More investors and their financial advisors are considering the gig economy as a potential high-growth investment and an effective way to have their portfolios benefit from long-term, global labor and technology trends. The “gig economy” refers to the group of companies that embrace, support or otherwise benefit from a workforce where independent consultants, contractors, temporary, or on-call workers are empowered to create their own freelance business by leveraging recent developments in technology platforms that enable individuals to offer their services directly to retail and commercial customers. In its best form it represents the personalization of employment and empowerment of workers. For businesses, it’s about being able to tap into on-demand talent in a convenient and customized manner.

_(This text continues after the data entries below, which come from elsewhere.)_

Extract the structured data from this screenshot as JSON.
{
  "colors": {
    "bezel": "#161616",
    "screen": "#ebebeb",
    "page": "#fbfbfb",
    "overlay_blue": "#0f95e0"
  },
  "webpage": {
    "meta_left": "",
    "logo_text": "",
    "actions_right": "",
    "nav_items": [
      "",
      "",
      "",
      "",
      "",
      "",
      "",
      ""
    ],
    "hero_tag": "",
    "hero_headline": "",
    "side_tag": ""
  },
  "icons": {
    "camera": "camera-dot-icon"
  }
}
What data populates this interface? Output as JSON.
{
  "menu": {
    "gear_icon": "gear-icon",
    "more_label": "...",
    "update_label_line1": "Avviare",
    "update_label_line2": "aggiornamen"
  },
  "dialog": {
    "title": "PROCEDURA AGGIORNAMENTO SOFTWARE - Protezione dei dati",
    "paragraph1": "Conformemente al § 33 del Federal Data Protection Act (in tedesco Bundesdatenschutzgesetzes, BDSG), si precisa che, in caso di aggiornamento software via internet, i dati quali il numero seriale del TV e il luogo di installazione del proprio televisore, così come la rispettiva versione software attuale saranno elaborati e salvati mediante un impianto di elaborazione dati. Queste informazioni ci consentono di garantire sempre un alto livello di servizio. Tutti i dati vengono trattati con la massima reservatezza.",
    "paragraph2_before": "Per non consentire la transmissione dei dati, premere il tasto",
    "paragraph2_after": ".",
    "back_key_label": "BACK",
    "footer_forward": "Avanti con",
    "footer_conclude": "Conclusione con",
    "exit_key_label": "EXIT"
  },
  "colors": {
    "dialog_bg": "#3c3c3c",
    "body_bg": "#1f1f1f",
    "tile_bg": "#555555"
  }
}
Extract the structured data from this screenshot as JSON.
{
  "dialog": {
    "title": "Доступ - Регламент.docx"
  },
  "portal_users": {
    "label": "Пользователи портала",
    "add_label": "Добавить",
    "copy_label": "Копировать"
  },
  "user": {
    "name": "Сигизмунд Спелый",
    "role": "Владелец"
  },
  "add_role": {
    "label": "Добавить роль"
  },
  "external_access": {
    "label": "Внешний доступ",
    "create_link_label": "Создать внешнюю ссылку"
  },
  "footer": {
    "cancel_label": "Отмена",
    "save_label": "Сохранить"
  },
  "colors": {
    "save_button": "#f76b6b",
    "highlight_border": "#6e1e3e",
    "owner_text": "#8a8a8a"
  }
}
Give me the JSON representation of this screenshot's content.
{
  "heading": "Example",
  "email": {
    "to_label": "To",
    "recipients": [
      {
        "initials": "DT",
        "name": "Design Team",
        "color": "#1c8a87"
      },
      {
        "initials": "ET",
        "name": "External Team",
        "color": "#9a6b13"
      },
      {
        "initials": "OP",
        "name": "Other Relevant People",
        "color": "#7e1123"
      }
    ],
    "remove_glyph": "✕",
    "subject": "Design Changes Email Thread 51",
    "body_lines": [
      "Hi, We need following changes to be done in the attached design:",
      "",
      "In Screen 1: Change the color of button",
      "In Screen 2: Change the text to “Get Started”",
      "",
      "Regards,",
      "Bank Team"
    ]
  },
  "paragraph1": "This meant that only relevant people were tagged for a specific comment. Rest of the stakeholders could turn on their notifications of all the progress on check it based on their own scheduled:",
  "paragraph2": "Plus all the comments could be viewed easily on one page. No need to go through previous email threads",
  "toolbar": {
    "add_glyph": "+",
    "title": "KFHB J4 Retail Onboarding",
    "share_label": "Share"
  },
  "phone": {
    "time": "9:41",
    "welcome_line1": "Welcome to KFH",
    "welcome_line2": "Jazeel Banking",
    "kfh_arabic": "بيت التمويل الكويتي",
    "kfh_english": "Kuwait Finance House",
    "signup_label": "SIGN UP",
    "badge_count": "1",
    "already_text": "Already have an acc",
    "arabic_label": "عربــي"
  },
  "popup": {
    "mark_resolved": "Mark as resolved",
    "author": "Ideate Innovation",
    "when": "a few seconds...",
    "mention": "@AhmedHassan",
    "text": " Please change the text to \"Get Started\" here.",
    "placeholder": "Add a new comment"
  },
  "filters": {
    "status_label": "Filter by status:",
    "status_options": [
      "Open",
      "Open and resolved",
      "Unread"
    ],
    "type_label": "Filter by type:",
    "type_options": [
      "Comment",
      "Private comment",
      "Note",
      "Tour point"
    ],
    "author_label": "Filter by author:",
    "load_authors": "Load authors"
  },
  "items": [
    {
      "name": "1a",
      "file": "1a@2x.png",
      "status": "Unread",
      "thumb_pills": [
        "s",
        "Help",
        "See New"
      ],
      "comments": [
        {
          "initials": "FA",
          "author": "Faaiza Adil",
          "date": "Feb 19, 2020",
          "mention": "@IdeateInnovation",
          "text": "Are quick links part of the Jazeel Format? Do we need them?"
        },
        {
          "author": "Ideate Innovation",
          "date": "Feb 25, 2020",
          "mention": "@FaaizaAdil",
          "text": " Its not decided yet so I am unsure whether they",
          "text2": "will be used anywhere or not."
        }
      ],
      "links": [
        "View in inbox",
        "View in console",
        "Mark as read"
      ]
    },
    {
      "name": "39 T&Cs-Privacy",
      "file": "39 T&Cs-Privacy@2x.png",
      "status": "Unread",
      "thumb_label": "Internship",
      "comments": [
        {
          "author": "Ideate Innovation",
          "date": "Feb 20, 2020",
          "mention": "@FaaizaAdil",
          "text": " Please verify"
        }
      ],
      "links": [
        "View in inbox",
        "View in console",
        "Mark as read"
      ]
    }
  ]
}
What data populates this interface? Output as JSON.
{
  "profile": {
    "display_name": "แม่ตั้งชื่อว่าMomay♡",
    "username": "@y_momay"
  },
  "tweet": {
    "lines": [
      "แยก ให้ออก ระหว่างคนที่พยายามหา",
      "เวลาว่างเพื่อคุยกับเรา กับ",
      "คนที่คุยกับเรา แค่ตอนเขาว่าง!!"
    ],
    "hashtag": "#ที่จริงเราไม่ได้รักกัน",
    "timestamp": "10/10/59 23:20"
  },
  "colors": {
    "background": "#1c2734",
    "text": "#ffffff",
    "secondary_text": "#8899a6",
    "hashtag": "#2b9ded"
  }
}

Why Invest in the Gig Economy

Declining/Changing Work Force:

Many countries around the world have been seeing declining birth rates for decades, which is reducing their labor pools and therefore forcing companies to find an alternative workforce. COVID has forced the exit of millions of people who cannot work and meet the increased demands at home at the same time.

Many of them are looking for flexible schedules and prefer remote jobs so they can manage home learning and other personal demands, not just in the short term but also longer term.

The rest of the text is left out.